Dad loved the woods. He always called the property where he and Mom lived for twenty some odd years, their own Walden Pond. I would often hear him recite a passage from Thoreau’s novel while he was in the midst of the forest:
“I went to the woods because I wished to live deliberately, to front only the essential facts of life, and see if I could not learn what it had to teach, and not, when I came to die, discover that I had not lived. I did not wish to live what was not life, living is so dear; nor did I wish to practise resignation, unless it was quite necessary. I wanted to live deep and suck out all the marrow of life, to live so sturdily and Spartan-like as to put to rout all that was not life, to cut a broad swath and shave close, to drive life into a corner, and reduce it to its lowest terms.”
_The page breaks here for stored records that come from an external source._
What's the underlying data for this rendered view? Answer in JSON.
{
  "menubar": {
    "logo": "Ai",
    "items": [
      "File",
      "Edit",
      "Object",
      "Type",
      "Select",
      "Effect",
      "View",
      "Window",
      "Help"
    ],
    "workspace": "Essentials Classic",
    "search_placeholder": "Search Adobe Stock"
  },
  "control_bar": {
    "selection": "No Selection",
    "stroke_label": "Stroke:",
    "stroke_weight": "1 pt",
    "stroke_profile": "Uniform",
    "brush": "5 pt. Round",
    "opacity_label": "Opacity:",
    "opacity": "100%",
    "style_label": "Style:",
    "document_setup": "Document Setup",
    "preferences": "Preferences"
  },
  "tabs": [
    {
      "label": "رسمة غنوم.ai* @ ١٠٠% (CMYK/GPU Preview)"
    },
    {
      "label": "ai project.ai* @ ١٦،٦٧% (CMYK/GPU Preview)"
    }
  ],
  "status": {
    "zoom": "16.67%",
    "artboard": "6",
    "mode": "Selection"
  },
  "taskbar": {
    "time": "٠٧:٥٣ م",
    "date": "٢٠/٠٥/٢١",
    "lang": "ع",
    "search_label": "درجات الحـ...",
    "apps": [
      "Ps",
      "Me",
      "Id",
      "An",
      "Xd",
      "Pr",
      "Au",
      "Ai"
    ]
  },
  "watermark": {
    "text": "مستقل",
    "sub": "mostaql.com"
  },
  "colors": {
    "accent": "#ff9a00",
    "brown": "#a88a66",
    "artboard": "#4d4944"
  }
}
I’m not so sure that Mom wanted to live “Spartan-like” and would often tease him about being “cheap”. Of course, she ended up getting what she wanted anyhow and then they would laugh about who actually wore the pants in the family.
I think I have a bit of Walden Pond here in my own back yard. While it is named a much less elegant name, “Bear Creek”, it most certainly does evoke the longing to live among nature. The birds fly wildly by me as i write this post and the wind passes gently through the trees to rustle their leaves just enough to create a glorious philharmonic of sound. I really must try to learn the bird calls, I am reminded. I’m not sure which call belongs to which bird. Dad knew them all and could whistle them right back. He got a kick out of communicating with the birds. He got a kick out of most things in his life. I’d like to think that when it came time to die, realize that he had lived richly and deeply. I’d like to think that he, as I, had sucked the marrow of life. I know he cut a broad swath and that his path will be remembered forever.
There is no time to waste on regret or anger. There is always a solution to any problem. There is no room, in life, for jealousy and lies. There is always more joy in rejoicing with others about accomplishments, and supporting one another’s lives. To love deeply, to forgive readily, and to rejoice in the glory of the moment is divine. Not that Dad was perfect, but one tends to become more of a saint after death. Okay, Dad is still not a saint – but he sure was my cheer-leader. He appreciated the care I gave him, the food I cooked him, the time I spent with him listening to his stories. I brought my family to visit and eat dinners with him, I played his favorite music, and I shared his wine with him. I remembered Mom with him, I recorded his stories on a blog for him, and I reassured him that he was going to be okay. We watched fireworks from his balcony, shared Remembrance Day tears together, and kept in touch with his friends and family. Maybe he did not live in Walden Pond during his final days, but he sure lived life deeply.
One of the best lessons he offered me, however, was to “remember the good times”. Be positive. Appreciate what you have.
Thanks for the good times, Dad. Loving you still – Stacey.